At the heart of Cheap Thrills are a few rules. The first rule is simple: vinyl records only.

Why?

“Even if you’re not obsessed with sound quality, a record is a thing,” Lander says. “A stream is the ghost of a thing. It’s not something that sticks with you.”

The second rule is that all responses to recordings are presented as haiku. This ancient Japanese poetic form, composed of three lines of five syllables, seven syllables and five syllables, respectively, has been employed primarily to reflect on nature. Is it a good fit for responding to records in 2013?

Absolutely, says Thomson, who came up with the haiku concept at the first Cheap Thrills session.

“There are a lot of different ways you can go with haiku,” Thomson says. “Sometimes a record triggers a memory, or you get very specific about the music itself. Sometimes the poems get very dreamlike, expressing the feeling of listening to the record itself.”

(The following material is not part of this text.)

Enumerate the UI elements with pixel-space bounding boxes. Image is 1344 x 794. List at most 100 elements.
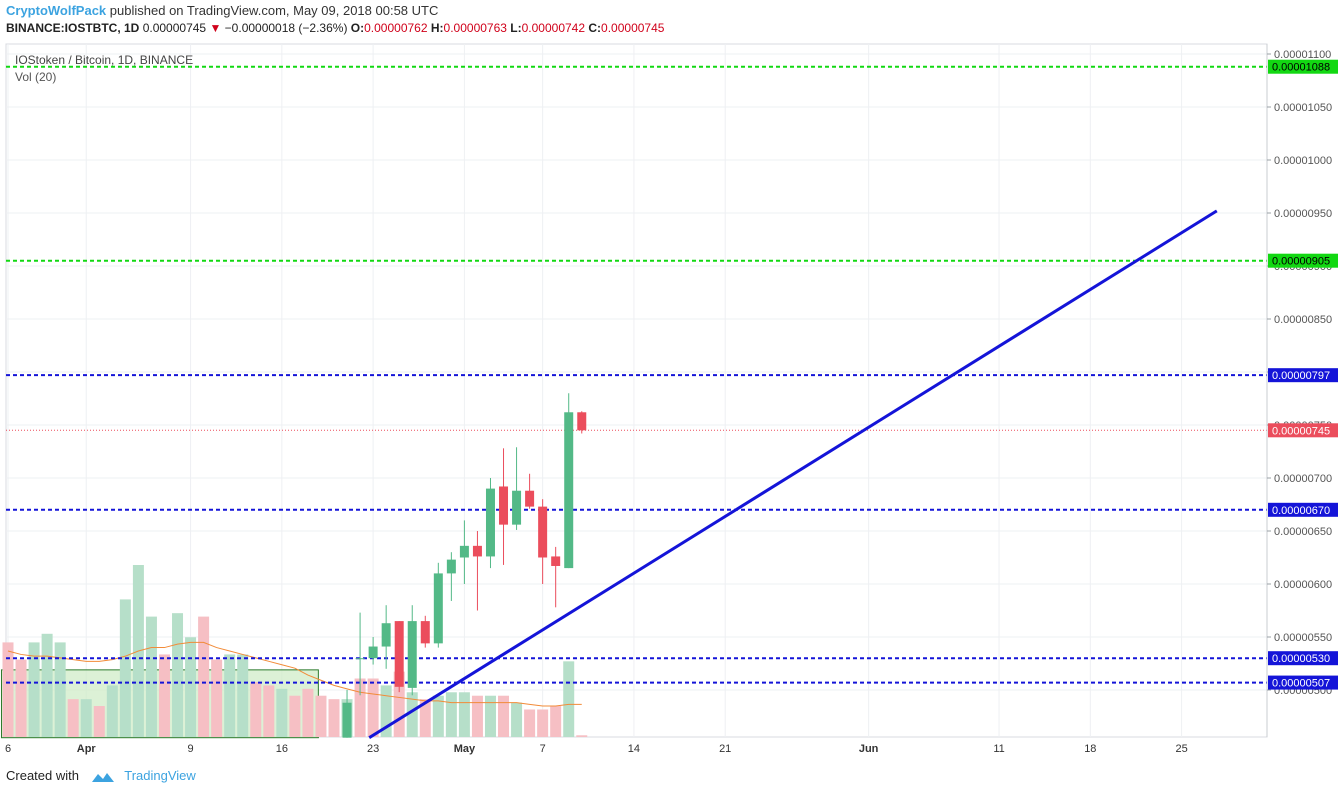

The third rule of Cheap Thrills Record Club is that all records come from bands no one in the club has ever heard of. When asked why, Giresi doesn’t hesitate.

“Because we’re all in bands that nobody else has ever heard of,” he says.

After the laughter dies down, his wife, Robyn Joy Peirce Giresi, elaborates.

“We want to support the little guy. But we are also interested in what people are doing, and knowing about current music,” she explains. “I’m old. I don’t know how to keep in touch with music right now. I come into [Buch Spieler] and talk to Knayte, and he recommends things, but Record Club is a better way of doing that.”

It also doesn’t cost much. Club members chip in a couple bucks each to pay for the week’s record — hence the name “Cheap Thrills.”

Now it’s time to start. Thomson distributes slips of writing paper, and Lander sets the ObliviansDesperation (In the Red, 2013) on the turntable and lowers the tone arm. The music that fills the room is a nod to 1990s punk. It’s a reunion album, and less edgy than the band’s previous work, but it still kicks.

Halfway through side one, the casual conversation has been damped down. Some people hold their pens poised in concentration. Others are writing swiftly, tapping out rhythms with their pens or mouthing words as they count syllables with their fingers. There’s a short break between sides, but no commentary on the music. Haiku is the focus.

According to (Emily) Warner, there’s a reason for that. “You really need to plug into your creativity to get your point across,” she says. “You could talk for half an hour about the record. But when you only have 17 syllables, you really need to choose wisely.

When people finish their haikus, they fold them up and deposit them in a hat. Once all are collected, the first haiku is drawn. Its author, Pete Rahn, wins the Oblivians’ record and the chance to have his poem read first.

Trash can trampoline

Escaping and on the run

Fire on your heels

The author of the second haiku drawn, Zura, wins a digital download of the record. The author of the third, Amy Rahn, wins the right to choose next week’s record. After the first three, all haikus are drawn and read in random order. Some capture the mood of the record from the perspective of a character:

Greaser says fuck it

Guitar blast beehives all night

Sing if I want to

Others are more abstract:

Dirt on leather skin

Denim fringe curtains open

The sun kissed salt lick

And one is harshly critical:

Obvi obvi oh

Shake your ass to the bathtub

The first thing came out

To top off the meeting, the group composes a letter, which is signed by all and popped into an envelope with the original haikus, to be shipped off to the band. Later, the poems are posted to the Cheap Thrills blog.

“There’s a crowdsourcing aspect,” Lander says. “You have 17 syllables each, but if there are 10 people, you have 170 syllables. When you read all the poems together, it’s like one strangely unbiased but cool review.”

So far, the club has gotten some great responses. The most prominent was coverage in Brooklyn online mag Mass Appeal, which now publishes haiku reviews by Cheap Thrills. But the primary thrill here is social.

“We don’t discuss the music as much as we enjoy each other’s company,” Lander says. “It’s a time right after work to do something together, and it’s what records used to be.”

The original print version of this article was headlined "On the Records."